The Value of Entrepreneurial Personality Types
Type versus Archetype
Honestly, personality profiling is a new topic for me. This being said, I am enjoying researching the space in hopes of generating a stronger framework for the Entrepreneurial Personality Types™ model. In my research, I uncovered the differences between a personality type and an archetype. The basic definition for the archetype is essentially a prototype which is patterned or copied from the original. This version becomes a personality model. Although initially, Plato defined a number of archetypes, Carl Jung created the majority of psychological archetypes. The hero, for instance, is an example of a well-known archetype. Archetypes are interchangeable and it is possible to fit into more than one example at any given time. An archetype is typically a role to play. Although in earlier writings I used the words archetype and type interchangeably, they are not. For more information on archetypes you can follow this link. http://en.wikipedia.org/wiki/Archetype
Personality is defined, from a psychological point of view, as a collection of behaviors that are exhibited to others in the form of patterns. It is widely believed that personality types are not changeable. Individuals are born with a specific temperament and usually a person exhibits these traits throughout their lifetime. For our purposes we believe entrepreneurs exhibit a dominant type in the way they create. These entrepreneurs, according to our viewpoint, share each type on some level. For now, the focus will be on the dominant type and the brilliance and blind spots associated with this representation.

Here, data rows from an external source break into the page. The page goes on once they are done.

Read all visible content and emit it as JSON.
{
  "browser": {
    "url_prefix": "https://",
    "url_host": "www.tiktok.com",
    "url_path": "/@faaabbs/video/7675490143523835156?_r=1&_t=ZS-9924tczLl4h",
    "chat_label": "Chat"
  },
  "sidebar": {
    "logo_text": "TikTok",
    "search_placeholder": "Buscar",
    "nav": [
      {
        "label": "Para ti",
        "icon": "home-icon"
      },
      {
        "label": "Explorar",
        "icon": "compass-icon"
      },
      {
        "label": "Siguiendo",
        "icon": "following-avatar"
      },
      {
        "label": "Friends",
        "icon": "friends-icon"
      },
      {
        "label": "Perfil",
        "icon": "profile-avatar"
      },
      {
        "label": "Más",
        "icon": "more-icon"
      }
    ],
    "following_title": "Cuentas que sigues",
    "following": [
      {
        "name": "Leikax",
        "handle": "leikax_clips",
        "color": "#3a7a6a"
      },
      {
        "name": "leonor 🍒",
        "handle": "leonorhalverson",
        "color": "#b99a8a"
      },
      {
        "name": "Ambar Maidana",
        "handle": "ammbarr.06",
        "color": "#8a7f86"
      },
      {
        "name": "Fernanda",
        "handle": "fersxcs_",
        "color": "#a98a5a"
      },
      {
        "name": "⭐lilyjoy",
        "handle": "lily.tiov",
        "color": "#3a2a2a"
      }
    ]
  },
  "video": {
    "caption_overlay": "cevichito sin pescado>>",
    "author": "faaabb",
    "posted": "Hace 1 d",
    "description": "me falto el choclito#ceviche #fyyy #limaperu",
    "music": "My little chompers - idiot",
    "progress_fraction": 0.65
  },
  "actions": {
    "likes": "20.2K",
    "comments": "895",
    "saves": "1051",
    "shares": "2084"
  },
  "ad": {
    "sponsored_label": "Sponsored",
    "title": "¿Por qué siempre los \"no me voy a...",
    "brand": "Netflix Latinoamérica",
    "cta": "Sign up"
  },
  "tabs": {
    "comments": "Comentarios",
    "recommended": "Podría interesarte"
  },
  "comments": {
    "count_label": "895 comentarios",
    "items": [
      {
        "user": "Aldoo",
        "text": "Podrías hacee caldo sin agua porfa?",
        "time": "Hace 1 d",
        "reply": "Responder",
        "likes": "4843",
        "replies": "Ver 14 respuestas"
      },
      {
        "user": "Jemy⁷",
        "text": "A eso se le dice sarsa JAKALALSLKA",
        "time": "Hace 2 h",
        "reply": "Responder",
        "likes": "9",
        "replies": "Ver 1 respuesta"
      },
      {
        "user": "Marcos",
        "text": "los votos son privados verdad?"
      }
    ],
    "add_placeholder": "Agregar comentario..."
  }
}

Brilliance and Blind Spots
In creating and running our businesses, we have natural talents that at times reveal our brilliance. With this brilliance, also come our blind spots that are caused by our unconscious patterns or temperament. Neither type is superior to the other. Each dominant type has both opportunities to display their brilliance and they will also reveal their blind spots. Our main goal is to help entrepreneurs become aware of what makes them brilliant and encourage them to put their energy and focus into those areas. We’re also aware of how important it is to be conscious of our blind spots so we can create a plan to manage and regulate these less developed traits. This plan does not include becoming an expert in all of our various weaknesses.
It Takes a Team
The biggest value of the EPT™ is that with this deeper understanding of oneself and personality, it will become easier to distinguish whom individuals need around them. It is common for entrepreneurs to engage co-founders who are similar to them. If for example, a person has three highly technical architects as the only employees in their business, they are going to have many plans and concepts to build and no one to build them. Each architect will try, however to manifest these plans, but it’s not in their nature to truly do so successfully. The original founder would have been better off finding a Builder type as a co-founder and hiring the others after they had created some initial success. This profile assessment will also allow individuals to own their own brilliance and to hire or outsource around their areas of weakness. If a person is the Dreamer and has the desires to dream up amazing concepts then they should spend a good portion of their time following that dream. They will be happier, their company will be more valuable and their business will be more successful.